During the 2022 Terra collapse, I spent 72 hours tracing 14,000 wallet addresses to prove that the algorithmic peg failure was structural, not a market panic. That audit required on-chain data. For Liberland, no data exists. No contract on Ethereum mainnet. No GitHub repository. No security audit—not even a preliminary report from a firm like Trail of Bits or ConsenSys Diligence. The only “verification” is a news article quoting an anonymous source.
Let me be explicit: the absence of an audit is not a neutral state. In the 2021 institutional audit protocol I designed for three DeFi protocols, I flagged a $2.5 million bridge discrepancy because I could cross-reference transaction hashes. An unaudited governance system that controls voting rights—especially one tied to real-world political claims—is a legal and financial time bomb. The risk of a malicious proposal passing is 100% if a single wallet holds 51% of the token supply. And given that a billionaire is backing this, concentration is almost certain.
Contrarian
A proponent would argue that this is a radical experiment in direct democracy—a way to let anyone participate in nation-building without geographic constraints. The contrarian truth is simpler: this is a regulatory backdoor dressed in libertarian clothing. Under U.S. law, selling voting rights violates the Federal Election Campaign Act (FECA) and the Foreign Corrupt Practices Act (FCPA), regardless of whether the “nation” is recognized. The SEC’s Howey test classifies any token with profit expectation as a security. If voting power can be resold for profit (which the article implies), the token is an unregistered security.
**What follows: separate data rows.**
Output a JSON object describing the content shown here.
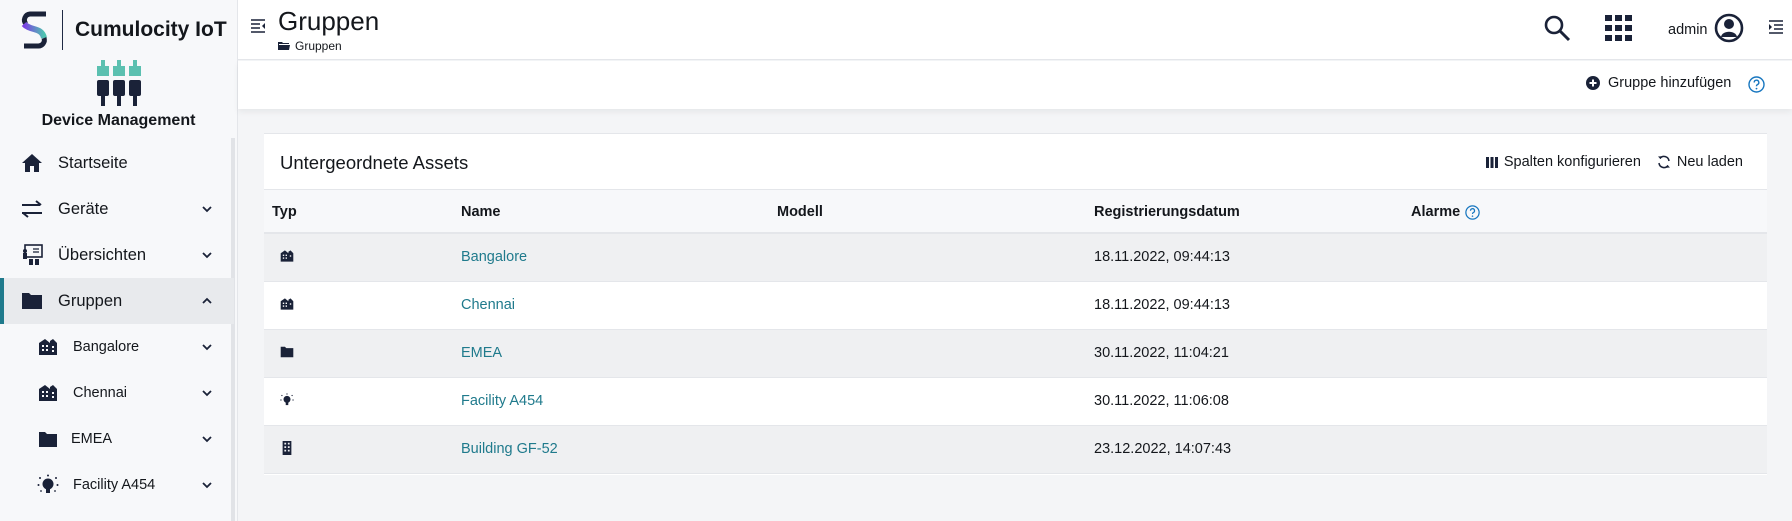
{
  "brand": {
    "name": "Cumulocity IoT",
    "logo_icon": "cumulocity-logo-icon"
  },
  "app": {
    "name": "Device Management",
    "icon": "device-management-icon"
  },
  "sidebar": {
    "items": [
      {
        "label": "Startseite",
        "icon": "home-icon",
        "expandable": false,
        "active": false
      },
      {
        "label": "Geräte",
        "icon": "exchange-arrows-icon",
        "expandable": true,
        "active": false
      },
      {
        "label": "Übersichten",
        "icon": "presentation-icon",
        "expandable": true,
        "active": false
      },
      {
        "label": "Gruppen",
        "icon": "folder-icon",
        "expandable": true,
        "expanded": true,
        "active": true
      }
    ],
    "subitems": [
      {
        "label": "Bangalore",
        "icon": "building-icon"
      },
      {
        "label": "Chennai",
        "icon": "building-icon"
      },
      {
        "label": "EMEA",
        "icon": "folder-icon"
      },
      {
        "label": "Facility A454",
        "icon": "lightbulb-icon"
      }
    ]
  },
  "header": {
    "title": "Gruppen",
    "breadcrumb": "Gruppen",
    "user": "admin"
  },
  "actionbar": {
    "add_group": "Gruppe hinzufügen"
  },
  "card": {
    "title": "Untergeordnete Assets",
    "configure_columns": "Spalten konfigurieren",
    "reload": "Neu laden",
    "columns": [
      "Typ",
      "Name",
      "Modell",
      "Registrierungsdatum",
      "Alarme"
    ],
    "rows": [
      {
        "type_icon": "building-icon",
        "name": "Bangalore",
        "model": "",
        "date": "18.11.2022, 09:44:13",
        "alarms": ""
      },
      {
        "type_icon": "building-icon",
        "name": "Chennai",
        "model": "",
        "date": "18.11.2022, 09:44:13",
        "alarms": ""
      },
      {
        "type_icon": "folder-icon",
        "name": "EMEA",
        "model": "",
        "date": "30.11.2022, 11:04:21",
        "alarms": ""
      },
      {
        "type_icon": "lightbulb-icon",
        "name": "Facility A454",
        "model": "",
        "date": "30.11.2022, 11:06:08",
        "alarms": ""
      },
      {
        "type_icon": "office-building-icon",
        "name": "Building GF-52",
        "model": "",
        "date": "23.12.2022, 14:07:43",
        "alarms": ""
      }
    ]
  },
  "colors": {
    "accent": "#1f7a8c",
    "text": "#14171c",
    "help": "#1776bf",
    "teal": "#5bc0b0"
  }
}
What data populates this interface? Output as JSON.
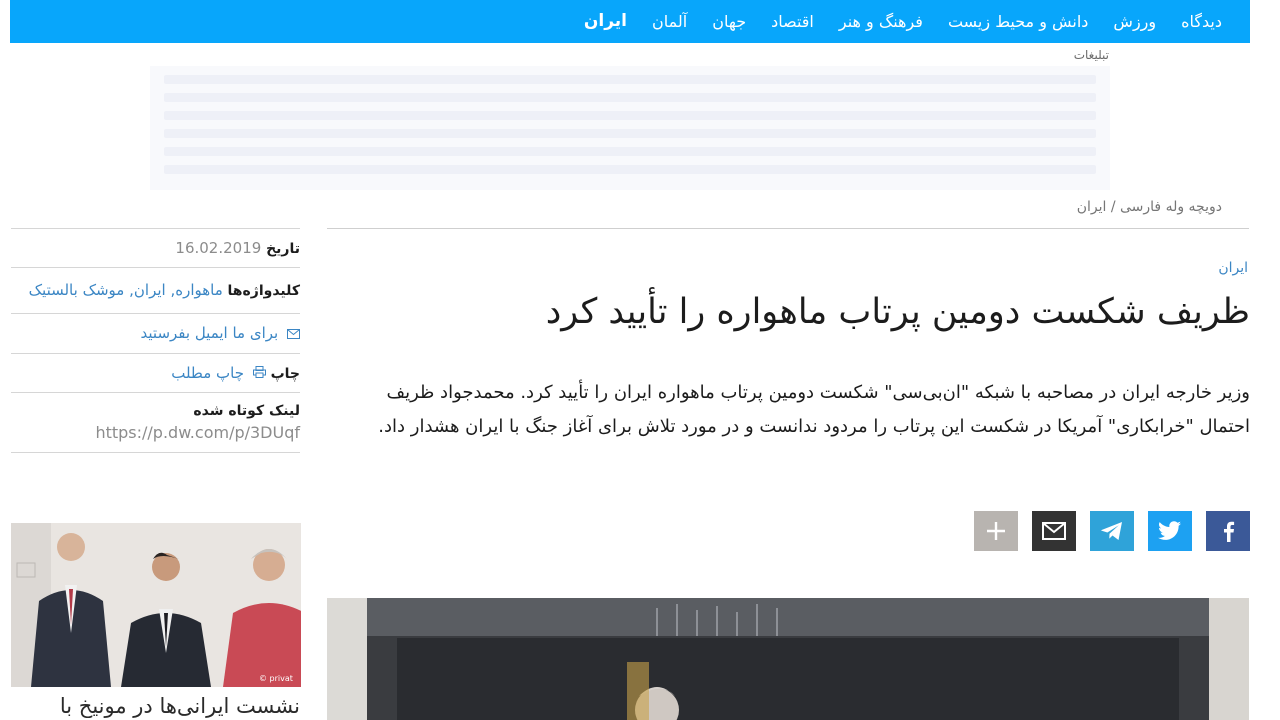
{
  "nav": {
    "items": [
      "ایران",
      "آلمان",
      "جهان",
      "اقتصاد",
      "فرهنگ و هنر",
      "دانش و محیط زیست",
      "ورزش",
      "دیدگاه"
    ]
  },
  "ad": {
    "label": "تبلیغات"
  },
  "breadcrumb": {
    "text": "دویچه وله فارسی / ایران"
  },
  "sidebar": {
    "date_label": "تاریخ",
    "date_value": "16.02.2019",
    "keywords_label": "کلیدواژه‌ها",
    "keywords": "ماهواره, ایران, موشک بالستیک",
    "email_link": "برای ما ایمیل بفرستید",
    "print_label": "چاپ",
    "print_link": "چاپ مطلب",
    "shortlink_label": "لینک کوتاه شده",
    "shortlink_url": "https://p.dw.com/p/3DUqf",
    "photo_credit": "© privat",
    "related_caption": "نشست ایرانی‌ها در مونیخ با"
  },
  "article": {
    "section": "ایران",
    "headline": "ظریف شکست دومین پرتاب ماهواره را تأیید کرد",
    "lead": "وزیر خارجه ایران در مصاحبه با شبکه \"ان‌بی‌سی\" شکست دومین پرتاب ماهواره ایران را تأیید کرد. محمدجواد ظریف احتمال \"خرابکاری\" آمریکا در شکست این پرتاب را مردود ندانست و در مورد تلاش برای آغاز جنگ با ایران هشدار داد."
  },
  "share": {
    "facebook_color": "#3b5998",
    "twitter_color": "#1da1f2",
    "telegram_color": "#2fa3d9",
    "email_color": "#333333",
    "more_color": "#b8b4b0"
  }
}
Furthermore, the narrative that this is a “political experiment” is a misdirection. Experiments require falsifiable hypotheses. Here, the hypothesis is untestable because the system has zero users, zero proposals, and zero code. My 2025 RWA regulatory compliance audit of three tokenization projects revealed that two failed proof-of-reserve due to opaque custodianship. Liberland fails every compliance benchmark without even launching.
Takeaway
Follow the outflows. The only money moving is from an unnamed billionaire to a media outlet. No token, no voting, no governance—just a press release. Audit complete. The question is not whether Liberland will fail, but whether its failure will trigger a regulatory crackdown on all political-use-case tokens. The chain records all, and this record shows a blank block.